Dummies Speak

Tom Peterson

“Those People and a Red Handbag,” digital print.

Tom Peterson always remembered reading William Carlos Williams’ Paterson in college.

When he retired, he began his own Connecticut urban epic. Instead of a pen, he chose a Nikon D‑600 camera as his tool.

“Other Worldly and the Queen of Hearts,” digital print.

Some of the intriguing results are on view in Uptown,” Peterson’s exhibition of 14 mostly color large digital prints on view at City Gallery on upper State Street until April 28.

City Gallery is a cooperative enterprise, with 18 members who take turns helping each other have an exhibition roughly once every 22 months. Peterson is one of two photographers in the cooperative, which was established in 2003.

All the the images in Uptown” are 30-by-20 inch images and were taken during one of the photographer’s promenades along Fifth Avenue in New York.

The idea was to shoot mannequins in high-fashion stores in a way that what is behind them reflected is precisely what they see across the street as they look out.

That is, if the mannequins were human.

That’s, of course, what makes the images intriguing. It’s in our nature to attach a story to these faceless or semi-faceless svelte beings, who might have arrived as extras from a sci-fi feature and made a quick stop to take a modern dance class.

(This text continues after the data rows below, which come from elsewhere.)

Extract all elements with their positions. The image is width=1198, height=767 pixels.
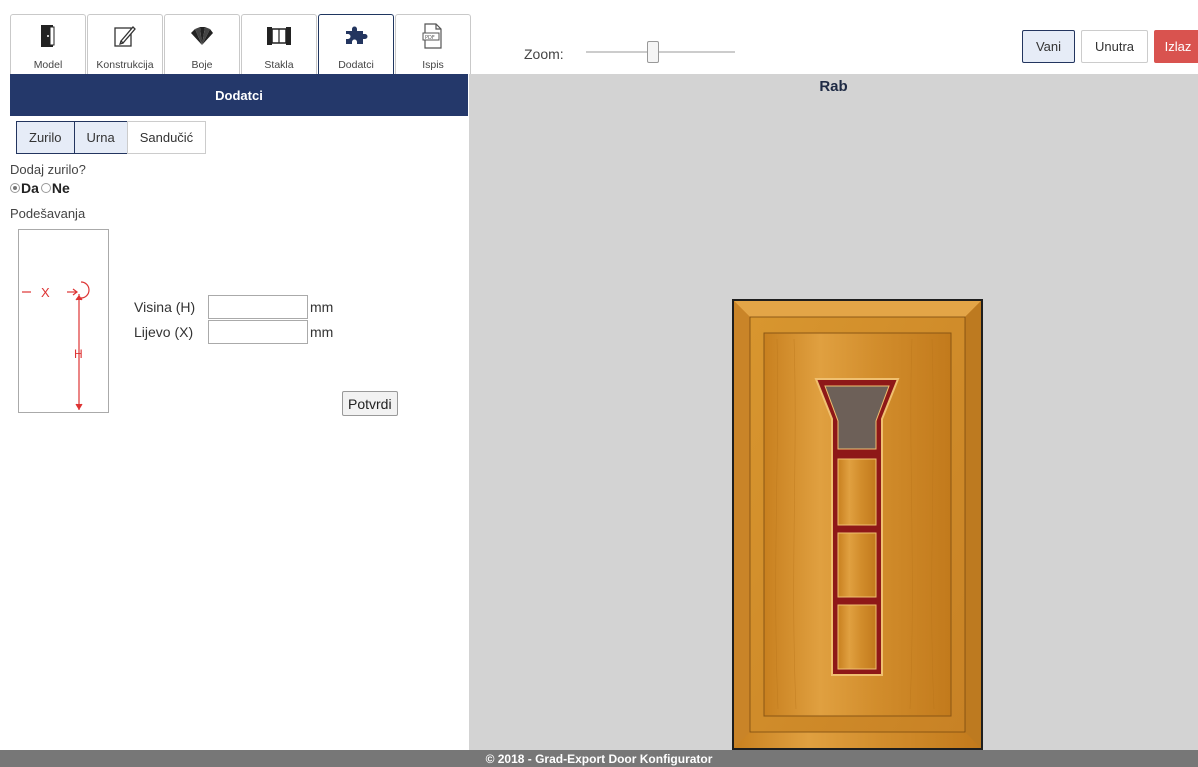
accessory-subtabs: Zurilo Urna Sandučić bbox=[16, 121, 207, 154]
view-outside-button[interactable]: Vani bbox=[1022, 30, 1075, 63]
subtab-urna[interactable]: Urna bbox=[73, 121, 128, 154]
pencil-icon bbox=[88, 23, 162, 49]
left-panel: Model Konstrukcija Boje Stakla Dodatci P… bbox=[10, 0, 471, 750]
door-preview-area: Rab bbox=[469, 74, 1198, 750]
zoom-label: Zoom: bbox=[524, 46, 564, 62]
zoom-slider-track[interactable] bbox=[586, 51, 735, 53]
radio-da-label[interactable]: Da bbox=[21, 180, 39, 196]
puzzle-icon bbox=[319, 23, 393, 49]
height-unit: mm bbox=[310, 299, 334, 315]
tab-label: Dodatci bbox=[338, 59, 374, 71]
left-offset-label: Lijevo (X) bbox=[134, 324, 194, 340]
height-input[interactable] bbox=[208, 295, 308, 319]
view-inside-button[interactable]: Unutra bbox=[1081, 30, 1148, 63]
radio-da[interactable] bbox=[10, 183, 20, 193]
tab-konstrukcija[interactable]: Konstrukcija bbox=[87, 14, 163, 74]
door-icon bbox=[11, 23, 85, 49]
tab-label: Model bbox=[33, 59, 63, 71]
svg-text:PDF: PDF bbox=[425, 35, 435, 41]
tab-ispis[interactable]: PDF Ispis bbox=[395, 14, 471, 74]
tab-label: Ispis bbox=[422, 59, 444, 71]
settings-label: Podešavanja bbox=[10, 206, 86, 221]
tab-boje[interactable]: Boje bbox=[164, 14, 240, 74]
palette-fan-icon bbox=[165, 23, 239, 49]
footer: © 2018 - Grad-Export Door Konfigurator bbox=[0, 750, 1198, 767]
diagram-h-label: H bbox=[74, 347, 83, 361]
exit-button[interactable]: Izlaz bbox=[1154, 30, 1198, 63]
tab-label: Konstrukcija bbox=[96, 59, 154, 71]
height-field-row: Visina (H) mm bbox=[134, 295, 333, 319]
peephole-position-diagram: X H bbox=[18, 229, 109, 413]
subtab-sanducic[interactable]: Sandučić bbox=[126, 121, 207, 154]
add-peephole-question: Dodaj zurilo? bbox=[10, 162, 86, 177]
tab-model[interactable]: Model bbox=[10, 14, 86, 74]
tab-dodatci[interactable]: Dodatci bbox=[318, 14, 394, 74]
left-field-row: Lijevo (X) mm bbox=[134, 320, 333, 344]
main-tabs: Model Konstrukcija Boje Stakla Dodatci P… bbox=[10, 14, 471, 74]
subtab-zurilo[interactable]: Zurilo bbox=[16, 121, 75, 154]
glass-panel-icon bbox=[242, 23, 316, 49]
left-offset-unit: mm bbox=[310, 324, 334, 340]
left-offset-input[interactable] bbox=[208, 320, 308, 344]
door-image bbox=[732, 299, 983, 750]
tab-stakla[interactable]: Stakla bbox=[241, 14, 317, 74]
section-header: Dodatci bbox=[10, 74, 468, 116]
height-label: Visina (H) bbox=[134, 299, 196, 315]
preview-title: Rab bbox=[819, 78, 848, 95]
radio-ne-label[interactable]: Ne bbox=[52, 180, 70, 196]
tab-label: Stakla bbox=[264, 59, 294, 71]
zoom-slider-thumb[interactable] bbox=[647, 41, 660, 63]
radio-ne[interactable] bbox=[40, 183, 51, 193]
confirm-button[interactable]: Potvrdi bbox=[342, 391, 398, 416]
tab-label: Boje bbox=[191, 59, 213, 71]
diagram-x-label: X bbox=[41, 285, 50, 300]
pdf-icon: PDF bbox=[396, 23, 470, 49]
peephole-radio-group: Da Ne bbox=[10, 180, 70, 196]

During a tour of the small but engaging exhibition on Thursday Peterson said he chose to go to New York and to shoot mannequins for two reasons. Years ago he took a series of mannequin shots in an antique shop Waterbury, but of close-to-human-looking, expressive dummies.

He finds precisely the facelessness of the high-fashion mannequins he found in Manhattan the source of what could be endless stories.

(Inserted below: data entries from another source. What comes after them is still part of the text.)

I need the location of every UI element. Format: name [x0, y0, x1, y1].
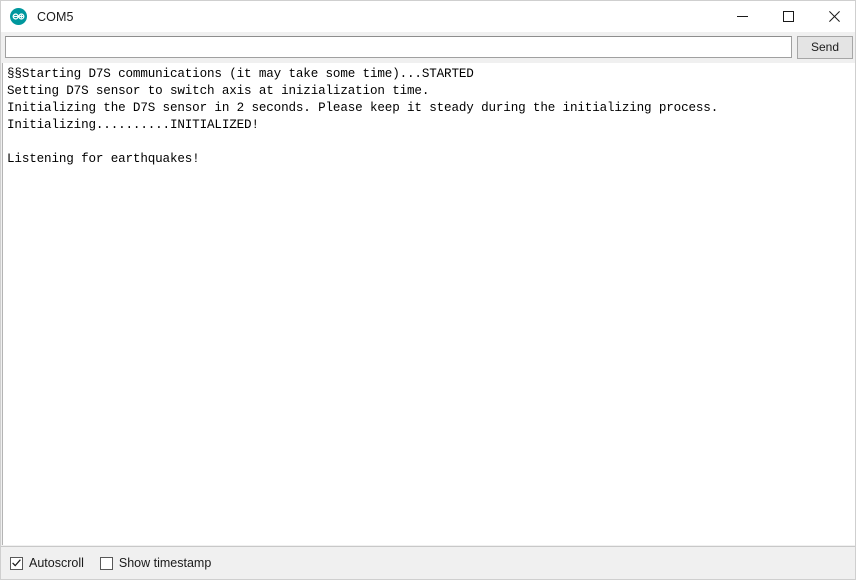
serial-monitor-window: COM5 Send §§Starting D7S communications …	[0, 0, 856, 580]
title-bar: COM5	[1, 1, 855, 32]
arduino-logo-icon	[10, 8, 27, 25]
autoscroll-label: Autoscroll	[29, 556, 84, 570]
send-input[interactable]	[5, 36, 792, 58]
show-timestamp-checkbox-box	[99, 556, 113, 570]
window-title: COM5	[37, 9, 74, 24]
send-button[interactable]: Send	[797, 36, 853, 59]
show-timestamp-checkbox[interactable]: Show timestamp	[99, 556, 212, 570]
minimize-button[interactable]	[719, 1, 765, 32]
console-output-area[interactable]: §§Starting D7S communications (it may ta…	[2, 63, 855, 545]
minimize-icon	[736, 16, 748, 17]
window-controls	[719, 1, 855, 32]
console-output-text: §§Starting D7S communications (it may ta…	[7, 67, 719, 166]
close-button[interactable]	[811, 1, 855, 32]
title-bar-left: COM5	[1, 1, 719, 32]
show-timestamp-label: Show timestamp	[118, 556, 212, 570]
autoscroll-checkbox[interactable]: Autoscroll	[10, 556, 84, 570]
maximize-button[interactable]	[765, 1, 811, 32]
autoscroll-checkbox-box	[10, 556, 23, 570]
send-bar: Send	[1, 32, 855, 63]
maximize-icon	[782, 11, 794, 22]
close-icon	[828, 11, 840, 22]
checkmark-icon	[12, 559, 21, 567]
checkbox-group: Autoscroll Show timestamp	[10, 556, 227, 570]
status-bar: Autoscroll Show timestamp Newline 9600 b…	[1, 546, 855, 579]
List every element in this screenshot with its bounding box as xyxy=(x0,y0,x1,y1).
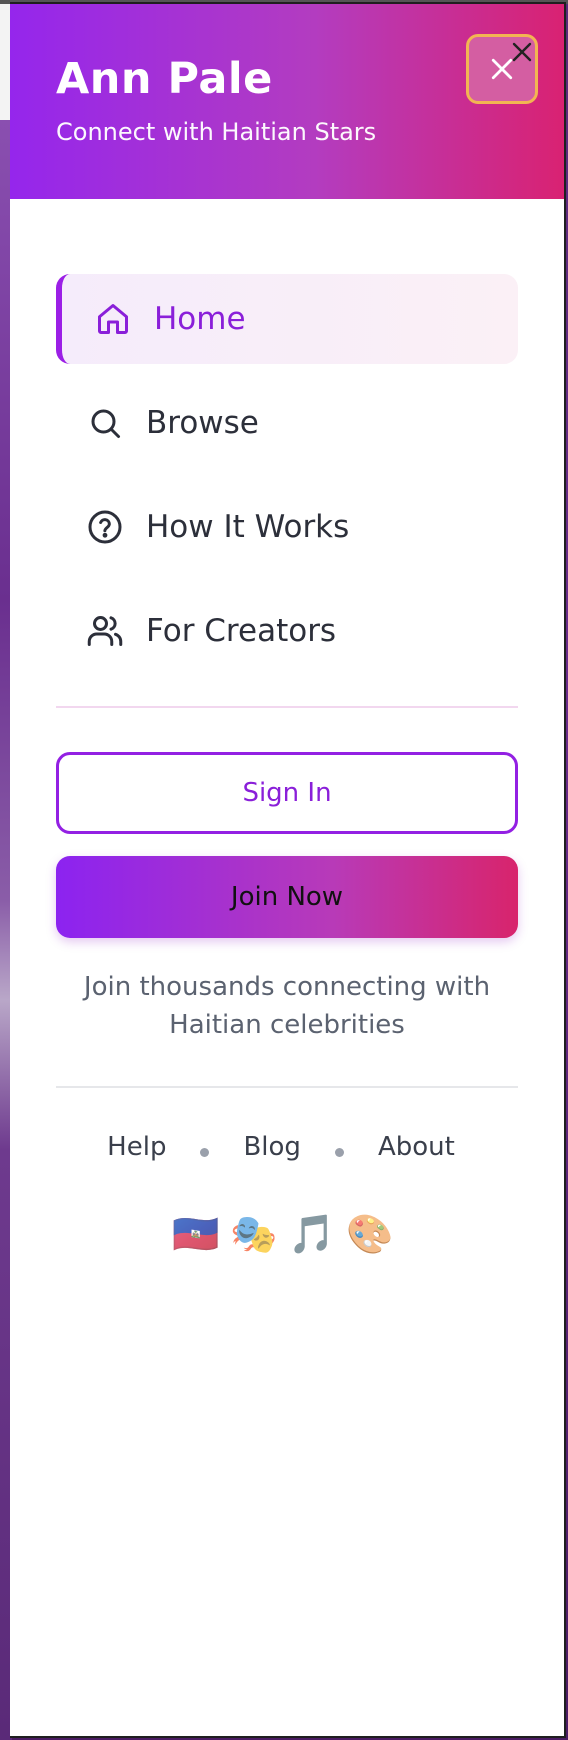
theater-masks-icon: 🎭 xyxy=(230,1212,278,1256)
nav-label-for-creators: For Creators xyxy=(146,613,337,649)
nav-item-for-creators[interactable]: For Creators xyxy=(56,586,518,676)
join-now-button[interactable]: Join Now xyxy=(56,856,518,938)
nav-label-how-it-works: How It Works xyxy=(146,509,350,545)
emoji-row: 🇭🇹 🎭 🎵 🎨 xyxy=(10,1212,564,1257)
artist-palette-icon: 🎨 xyxy=(346,1212,394,1256)
music-note-icon: 🎵 xyxy=(288,1212,336,1256)
mobile-menu-drawer: Ann Pale Connect with Haitian Stars Home xyxy=(10,2,566,1738)
join-tagline: Join thousands connecting with Haitian c… xyxy=(83,972,491,1040)
separator-dot xyxy=(200,1147,210,1157)
search-icon xyxy=(86,404,124,442)
nav-label-browse: Browse xyxy=(146,405,259,441)
footer-link-help[interactable]: Help xyxy=(107,1132,166,1162)
separator-dot xyxy=(334,1147,344,1157)
users-icon xyxy=(86,612,124,650)
nav-item-how-it-works[interactable]: How It Works xyxy=(56,482,518,572)
menu-divider xyxy=(56,706,518,708)
nav-label-home: Home xyxy=(154,301,246,337)
footer-link-blog[interactable]: Blog xyxy=(243,1132,300,1162)
help-circle-icon xyxy=(86,508,124,546)
nav-item-browse[interactable]: Browse xyxy=(56,378,518,468)
footer-link-about[interactable]: About xyxy=(378,1132,455,1162)
haiti-flag-icon: 🇭🇹 xyxy=(172,1212,220,1256)
home-icon xyxy=(94,300,132,338)
brand-subtitle: Connect with Haitian Stars xyxy=(56,118,377,146)
mouse-cursor-icon xyxy=(512,42,532,62)
drawer-header: Ann Pale Connect with Haitian Stars xyxy=(10,4,564,199)
footer-divider xyxy=(56,1086,518,1088)
main-navigation: Home Browse How It Works For Creators xyxy=(10,199,564,676)
nav-item-home[interactable]: Home xyxy=(56,274,518,364)
sign-in-button[interactable]: Sign In xyxy=(56,752,518,834)
footer-links: Help Blog About xyxy=(10,1132,564,1162)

They speak with their gestures,” he said.

The other motivation: In a previous photo exhibit called Out of Sight,” Peterson took large-sized portrait photos of homeless street people in New Haven. He chatted with them, got to know them, and paid them for their services. He said he deliberately made the images in Out of Sight” larger than the heads of the humans who came to view them, so they would not be ignored.

Roll the clock ahead, and Uptown” became for him a way to balance things. There’s so much opulence [on upper Fifth Avenue in Manhattan] these are the high end stores, they’re so fascinating to me. This is the opposite. These aren’t real.”

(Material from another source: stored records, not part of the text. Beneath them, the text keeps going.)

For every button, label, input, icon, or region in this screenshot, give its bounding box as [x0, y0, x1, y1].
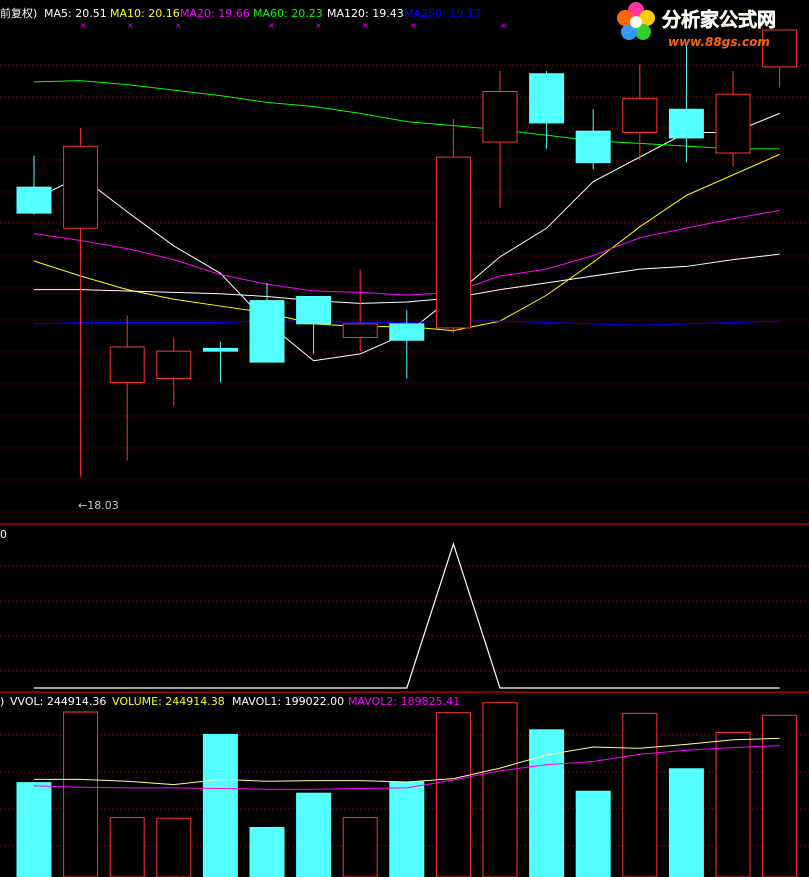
- ma20-label: MA20: 19.66: [180, 7, 250, 20]
- adjustment-label: 前复权): [0, 6, 37, 20]
- volume-bar: [482, 702, 518, 877]
- watermark-url: www.88gs.com: [668, 35, 770, 49]
- volume-bar: [575, 790, 611, 877]
- candle: [622, 64, 658, 160]
- volume-bar: [622, 712, 658, 877]
- candle: [63, 128, 99, 477]
- candle-body: [575, 130, 611, 164]
- candle-body: [109, 346, 145, 384]
- candle: [109, 315, 145, 461]
- volume-bar: [16, 782, 52, 877]
- candle-body: [342, 323, 378, 339]
- watermark-title: 分析家公式网: [662, 8, 776, 31]
- candle: [435, 118, 471, 334]
- candle: [529, 71, 565, 149]
- marker-symbol: ×: [175, 21, 182, 30]
- candle-body: [63, 145, 99, 229]
- candle-body: [296, 296, 332, 325]
- candle-body: [202, 347, 238, 352]
- volume-bars: [16, 702, 798, 877]
- candle: [16, 155, 52, 215]
- volume-bar: [435, 712, 471, 877]
- volume-bar: [296, 792, 332, 877]
- volume-bar: [342, 817, 378, 877]
- volume-bar: [389, 781, 425, 877]
- candle: [482, 71, 518, 208]
- candle-body: [389, 323, 425, 341]
- candle-body: [715, 93, 751, 154]
- marker-symbol: ×: [315, 21, 322, 30]
- indicator-panel-label: 0: [0, 528, 7, 541]
- flower-icon: [617, 2, 655, 40]
- volume-bar: [202, 733, 238, 877]
- volume-label: VOLUME: 244914.38: [112, 695, 225, 708]
- volume-bar: [529, 729, 565, 877]
- volume-bar: [668, 768, 704, 877]
- marker-symbol: ×: [80, 21, 87, 30]
- mavol1-line: [34, 737, 780, 786]
- marker-symbol: ×: [268, 21, 275, 30]
- stock-chart: × × × × × × × × 前复权) MA5: 20.51 MA10: 20.16 MA2…: [0, 2, 809, 877]
- marker-symbol: ×: [410, 21, 417, 30]
- volume-panel-header: ) VVOL: 244914.36 VOLUME: 244914.38 MAVO…: [0, 695, 460, 708]
- candle-body: [529, 73, 565, 124]
- ma60-label: MA60: 20.23: [253, 7, 323, 20]
- ma120-label: MA120: 19.43: [327, 7, 404, 20]
- volume-bar: [762, 714, 798, 877]
- candle: [668, 43, 704, 163]
- volume-bar: [249, 827, 285, 877]
- mavol1-label: MAVOL1: 199022.00: [232, 695, 344, 708]
- candle: [575, 109, 611, 170]
- candle-body: [16, 186, 52, 214]
- volume-bar: [156, 817, 192, 877]
- candle: [296, 296, 332, 354]
- main-panel-header: 前复权) MA5: 20.51 MA10: 20.16 MA20: 19.66 …: [0, 6, 481, 20]
- mavol2-label: MAVOL2: 189825.41: [348, 695, 460, 708]
- marker-symbol: ×: [500, 21, 507, 30]
- candle-body: [156, 350, 192, 379]
- marker-symbol: ×: [127, 21, 134, 30]
- watermark-logo: 分析家公式网 www.88gs.com: [617, 2, 776, 49]
- candle: [156, 337, 192, 406]
- volume-bar: [109, 817, 145, 877]
- candle-body: [622, 97, 658, 134]
- ma250-label: MA250: 19.17: [404, 7, 481, 20]
- candle: [389, 310, 425, 379]
- marker-symbol: ×: [362, 21, 369, 30]
- grid-lines: × × × × × × × ×: [0, 21, 809, 847]
- volume-bar: [715, 731, 751, 877]
- low-price-annotation: ←18.03: [78, 499, 119, 512]
- candle: [202, 341, 238, 383]
- candle-body: [668, 108, 704, 139]
- candle: [342, 269, 378, 352]
- candle: [249, 282, 285, 363]
- candle-body: [482, 91, 518, 143]
- volume-bar: [63, 711, 99, 877]
- candle-body: [249, 300, 285, 363]
- candle: [715, 71, 751, 167]
- vvol-label: VVOL: 244914.36: [10, 695, 106, 708]
- candle-body: [435, 156, 471, 329]
- volume-header-paren: ): [0, 695, 4, 708]
- volume-ma-lines: [33, 737, 780, 790]
- ma120-line: [34, 253, 780, 304]
- ma10-line: [33, 153, 780, 332]
- ma10-label: MA10: 20.16: [110, 7, 180, 20]
- ma60-line: [33, 80, 780, 150]
- ma5-label: MA5: 20.51: [44, 7, 107, 20]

Peterson said he liked the new work for the angles he gets to play with and of course the light and shadow that is a photographer’s stock-in-trade.

“God’s Gift,” digital print.

And yet that old English major is very much still with him. There’s story here, and a lot of humor,” he said, pointing out in that regard this red-lipped babe (pictured), aptly titled God’s Gift,” as if she’s appealing to the other mannequins along the avenue to behold and admire her cool.

The images are up only through Sunday April 28, during City Gallery hours.